When you hear a storm approaching, with thunder rumbling and lightning flashing, did you ever wonder how far away the bad weather is? Or how close a really big lightening strike was? There’s an easy way to figure it out. Just watch for a particularly bright flash, and count to yourself the number of seconds (one Mississippi, two Mississippi, etc.) before you hear the matching thunder clap. Divide the number by five, and that’s how many miles away the lightening bolt was.
How’s it work? Well the light (traveling at 186,000 miles per second) reaches your eye just about instantly, but the sound from the lightening bolt takes quite a bit longer to arrive. It travels at about 1,100 feet per second at sea level, or roughly a mile in 5 seconds.
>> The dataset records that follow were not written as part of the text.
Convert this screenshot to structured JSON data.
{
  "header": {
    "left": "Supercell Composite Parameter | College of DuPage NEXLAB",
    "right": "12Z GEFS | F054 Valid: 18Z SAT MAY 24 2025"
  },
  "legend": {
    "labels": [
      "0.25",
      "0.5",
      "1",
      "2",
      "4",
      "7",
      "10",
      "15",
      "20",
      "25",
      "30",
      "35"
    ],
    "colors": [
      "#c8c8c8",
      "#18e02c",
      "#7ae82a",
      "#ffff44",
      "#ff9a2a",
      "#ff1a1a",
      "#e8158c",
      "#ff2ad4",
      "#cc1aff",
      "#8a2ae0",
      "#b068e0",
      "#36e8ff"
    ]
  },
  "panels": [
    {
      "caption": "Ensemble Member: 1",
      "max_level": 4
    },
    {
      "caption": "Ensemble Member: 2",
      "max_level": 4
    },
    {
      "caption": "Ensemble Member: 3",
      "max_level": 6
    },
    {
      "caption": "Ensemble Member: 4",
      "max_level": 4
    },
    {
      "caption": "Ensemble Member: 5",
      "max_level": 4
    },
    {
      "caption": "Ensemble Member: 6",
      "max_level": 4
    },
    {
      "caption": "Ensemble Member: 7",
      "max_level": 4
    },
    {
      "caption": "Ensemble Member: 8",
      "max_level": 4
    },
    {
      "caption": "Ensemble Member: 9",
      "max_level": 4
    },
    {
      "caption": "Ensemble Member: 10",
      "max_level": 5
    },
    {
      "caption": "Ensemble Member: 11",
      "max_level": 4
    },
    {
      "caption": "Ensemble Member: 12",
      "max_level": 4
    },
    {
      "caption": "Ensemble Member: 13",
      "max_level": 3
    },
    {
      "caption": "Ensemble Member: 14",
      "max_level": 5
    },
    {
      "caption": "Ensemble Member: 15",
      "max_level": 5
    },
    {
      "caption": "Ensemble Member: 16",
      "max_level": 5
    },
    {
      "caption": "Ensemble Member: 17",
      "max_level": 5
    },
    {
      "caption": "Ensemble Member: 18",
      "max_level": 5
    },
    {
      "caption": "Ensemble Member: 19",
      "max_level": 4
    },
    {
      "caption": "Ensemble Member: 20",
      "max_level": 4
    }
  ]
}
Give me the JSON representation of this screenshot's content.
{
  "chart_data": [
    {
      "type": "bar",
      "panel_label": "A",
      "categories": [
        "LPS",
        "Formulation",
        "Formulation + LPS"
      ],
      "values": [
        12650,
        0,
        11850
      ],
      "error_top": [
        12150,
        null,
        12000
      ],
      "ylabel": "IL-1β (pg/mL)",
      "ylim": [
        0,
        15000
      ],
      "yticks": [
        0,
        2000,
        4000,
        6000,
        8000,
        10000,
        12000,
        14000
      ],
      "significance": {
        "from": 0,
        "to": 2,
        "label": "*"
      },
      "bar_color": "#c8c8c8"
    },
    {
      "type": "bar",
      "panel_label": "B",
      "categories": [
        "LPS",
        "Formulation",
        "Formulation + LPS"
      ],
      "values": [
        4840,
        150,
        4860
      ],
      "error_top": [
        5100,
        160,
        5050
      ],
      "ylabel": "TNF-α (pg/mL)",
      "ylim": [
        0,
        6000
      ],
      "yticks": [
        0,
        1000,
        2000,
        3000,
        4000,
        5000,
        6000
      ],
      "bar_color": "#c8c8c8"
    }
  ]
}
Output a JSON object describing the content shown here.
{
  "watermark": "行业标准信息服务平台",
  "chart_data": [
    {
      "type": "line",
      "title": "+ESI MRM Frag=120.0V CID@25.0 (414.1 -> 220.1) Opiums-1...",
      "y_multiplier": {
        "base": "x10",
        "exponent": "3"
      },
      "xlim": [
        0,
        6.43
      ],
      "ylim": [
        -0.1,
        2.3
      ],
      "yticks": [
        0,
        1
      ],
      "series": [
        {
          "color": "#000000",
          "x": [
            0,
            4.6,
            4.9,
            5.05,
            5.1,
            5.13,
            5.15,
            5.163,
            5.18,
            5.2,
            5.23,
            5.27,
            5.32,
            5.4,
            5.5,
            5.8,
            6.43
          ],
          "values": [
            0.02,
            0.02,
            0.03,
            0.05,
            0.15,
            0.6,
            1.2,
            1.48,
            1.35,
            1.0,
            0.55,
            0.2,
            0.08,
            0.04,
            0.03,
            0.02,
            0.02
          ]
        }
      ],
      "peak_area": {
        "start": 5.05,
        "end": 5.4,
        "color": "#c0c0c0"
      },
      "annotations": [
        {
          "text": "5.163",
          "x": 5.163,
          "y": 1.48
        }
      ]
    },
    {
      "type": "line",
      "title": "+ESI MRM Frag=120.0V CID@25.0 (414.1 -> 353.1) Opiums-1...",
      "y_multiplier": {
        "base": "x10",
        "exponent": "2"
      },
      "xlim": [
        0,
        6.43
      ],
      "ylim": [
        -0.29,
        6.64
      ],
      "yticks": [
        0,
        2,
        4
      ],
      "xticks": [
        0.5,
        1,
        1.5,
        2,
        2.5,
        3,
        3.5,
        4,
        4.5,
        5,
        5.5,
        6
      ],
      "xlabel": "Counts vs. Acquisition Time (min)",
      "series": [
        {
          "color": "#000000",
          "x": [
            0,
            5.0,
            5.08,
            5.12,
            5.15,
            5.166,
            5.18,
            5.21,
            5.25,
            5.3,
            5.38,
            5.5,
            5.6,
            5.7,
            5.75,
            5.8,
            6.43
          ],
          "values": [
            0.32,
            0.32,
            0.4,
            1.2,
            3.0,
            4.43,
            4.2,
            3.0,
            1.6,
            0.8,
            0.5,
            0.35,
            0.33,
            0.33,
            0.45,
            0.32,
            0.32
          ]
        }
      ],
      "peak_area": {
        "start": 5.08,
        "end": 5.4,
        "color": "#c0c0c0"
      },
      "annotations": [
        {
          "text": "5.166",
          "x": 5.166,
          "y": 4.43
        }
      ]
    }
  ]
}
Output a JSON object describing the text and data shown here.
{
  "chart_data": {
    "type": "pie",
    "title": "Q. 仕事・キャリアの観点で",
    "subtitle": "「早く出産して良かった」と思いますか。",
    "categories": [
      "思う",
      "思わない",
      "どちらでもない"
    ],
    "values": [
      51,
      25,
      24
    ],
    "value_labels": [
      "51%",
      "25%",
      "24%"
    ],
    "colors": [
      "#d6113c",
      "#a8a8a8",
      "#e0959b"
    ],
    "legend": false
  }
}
Of course, if the delay you count is less than a second or two — you better make sure you’re in a safe spot under cover!
Bonus science trivia: Lightning is a really complex phenomena. A single lightning bolt is actually a number of different electrical discharges traveling down and up between the ground and a cloud (or between clouds) on a millisecond time scale. The thunder clap you hear is caused by the superheated air along the lightning path expanding in a shock wave. Particularly long bolts will have a rumbling thunder sound because the shock waves from the farthest parts of the bolt take slightly longer times to reach your ear.